In this report, ILSR researchers Justin Dahlheimer and Stacy Mitchell examine the impact of North Dakota’s Pharmacy Ownership Law. This unique law requires that pharmacies be owned by pharmacists, which means that almost all pharmacies in the state are locally owned and independent.
National chain drugstores and mass merchandisers, including Wal-Mart, want to operate pharmacies in the state and are campaigning for the law’s repeal.
This report finds that repealing the law would cost the state millions of dollars in annual economic activity and tax revenue, dramatically reduce the number of pharmacies serving rural areas, and degrade the overall quality of pharmacy services in the state. “North Dakota, largely as a result of its unique Pharmacy Ownership Law, outperforms other states in every key measure of pharmacy services,” the authors state.
Data presented in the report show that residents of rural North Dakota have far more pharmacies and greater access to these vital health care services than rural residents in other states.
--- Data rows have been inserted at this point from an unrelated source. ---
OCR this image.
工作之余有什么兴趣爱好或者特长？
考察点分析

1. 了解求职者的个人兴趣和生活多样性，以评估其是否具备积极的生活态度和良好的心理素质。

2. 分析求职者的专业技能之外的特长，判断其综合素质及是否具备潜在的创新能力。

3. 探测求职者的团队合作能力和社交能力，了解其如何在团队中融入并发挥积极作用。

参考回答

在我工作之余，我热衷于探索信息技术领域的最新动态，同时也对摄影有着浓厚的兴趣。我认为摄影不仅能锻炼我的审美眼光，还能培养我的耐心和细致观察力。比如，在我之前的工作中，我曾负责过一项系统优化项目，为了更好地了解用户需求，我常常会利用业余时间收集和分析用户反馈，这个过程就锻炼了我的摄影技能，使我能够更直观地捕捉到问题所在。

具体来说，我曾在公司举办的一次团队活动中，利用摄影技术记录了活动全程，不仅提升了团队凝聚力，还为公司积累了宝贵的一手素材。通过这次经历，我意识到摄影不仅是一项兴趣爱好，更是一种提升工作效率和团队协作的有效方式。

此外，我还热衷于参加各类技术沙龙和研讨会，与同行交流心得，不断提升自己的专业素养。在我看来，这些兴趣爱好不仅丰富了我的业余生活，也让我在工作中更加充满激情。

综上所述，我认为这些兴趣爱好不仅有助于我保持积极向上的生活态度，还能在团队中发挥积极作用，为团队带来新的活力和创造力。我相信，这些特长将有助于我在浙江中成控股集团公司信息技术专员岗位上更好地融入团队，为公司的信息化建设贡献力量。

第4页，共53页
Census tracts with 2,001-3,500 people in North Dakota are 31% more likely to have a pharmacy than those in South Dakota. And, while only one-quarter of census tracts with 1,001– 2,000 people in South Dakota have a pharmacy, nearly half of those in North Dakota do.
North Dakota residents not only benefit from ready access to pharmacies, but the state’s average prescription price is well below the national average.
Another major finding of the report is that the Pharmacy Ownership Law benefits the state’s economy. Compared to chains, locally owned pharmacies spend a much larger share of their revenue on goods and services purchased from in-state businesses.
“Repealing the law would shift a substantial share of the market to chains and mail order pharmacies, causing about 70 independent pharmacies to close. This would result in a net loss to the state of as much as $23 million a year in direct economic benefits,” said Dahlheimer.